Lamb Of God – Disco non disco

Dopo l’esperienza terribile passata da Randy Blythe non era così scontato un ritorno discografico dei Lamb Of God. Per un po’ infatti la sensazione generale era quella di un uomo che ne aveva avuto abbastanza di tutto quanto e che per metabolizzare quel grande impiccio avvenuto in Polonia dovesse trascorrere un bel po’ di tempo lontano dalle scene, dal metal e dalla bestiale vita in tour. Nel caso di un nuovo disco con i L.O.G., dovuto magari più a obblighi contrattuali che a una genuina voglia di rimettersi a berciare invettive contro la società, io immaginavo però qualcosa di davvero estremo, esasperato, vulcanico, come una risposta idrofobica a tutta la merda piovuta su Randy e la band. Invece a sentire Sturm Und Drang pare che non sia successo nulla là fuori, nonostante un paio di brani costruiti su testi scritti dal cantante durante il periodo in carcere.

L’andazzo è più o meno lo stesso di Wrath e Resolution. I Lamb Of God infatti sono in piena evoluzione, cercano una maggiore orecchiabilità, immediatezza, e provano ad allargare un po’ il raggio d’azione dopo che per quattro dischi, i migliori della loro carriera, si sono mossi tra i Pantera, i Machine Head di Burn My Eyes e gli Slayer anni 90 senza mai sognarsi di pisciare un po’ più in là dei confini tracciati da queste grandi band. È vero, c’era un collante hardcore molto più preminente e ferino rispetto a quello che condiva i dischi dei nomi metal che li hanno influenzati, ma allo stesso tempo una frustrante carenza di melodia (e soprattutto di Ironmaidenitudine) che forse ha sempre condizionato la band e gli ha impedito la consacrazione vera a livello internazionale. Anche le strutture, con quella ricerca maniacale del breakdown, hanno spesso risentito di un effetto spezzatino, con momenti magari da grande scapoccio ma che al fine risultavano slegati dal resto della canzone e avevano pure l’ardire di esserne la chiusa.
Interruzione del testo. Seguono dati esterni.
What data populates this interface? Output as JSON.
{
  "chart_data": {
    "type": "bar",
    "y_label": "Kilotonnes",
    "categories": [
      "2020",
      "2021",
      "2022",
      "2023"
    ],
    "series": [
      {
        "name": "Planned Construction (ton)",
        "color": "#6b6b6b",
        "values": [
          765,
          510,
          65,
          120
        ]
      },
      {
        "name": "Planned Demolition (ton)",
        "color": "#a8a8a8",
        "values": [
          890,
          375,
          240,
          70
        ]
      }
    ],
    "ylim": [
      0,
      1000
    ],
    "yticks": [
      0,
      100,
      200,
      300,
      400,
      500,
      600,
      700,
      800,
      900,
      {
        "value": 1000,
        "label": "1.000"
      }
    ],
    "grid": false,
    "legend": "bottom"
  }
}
Il nuovo disco offre qualche variabile (Torch e la semi-ballad in stile Alice In Chains Overlord) dei picchi di grande virulenza punk (Delusion Pandemic) e un paio di classici per il futuro (512, Still Echoes), ma conferma l’inquietudine creativa di una band che prova a crescere e mettersi in gioco raccogliendo molto meno di quanto stia investendo (e che già non è sto granché). Prima o poi usciranno ancora con un grandissimo album heavy metal ma ci vuole tempo. Sturm Und Drang per il momento è solo una tappa del cammino necessario a realizzarlo, non un felice epilogo. Auspicherei un autentico lavoro di rottura, magari ipermelodico e con grandi orchestrazioni. I Lamb of God sanno scrivere splendide melodie, è un peccato impedirglielo solo perché da pischelli amavano grooveggiare e sputare sul pubblico.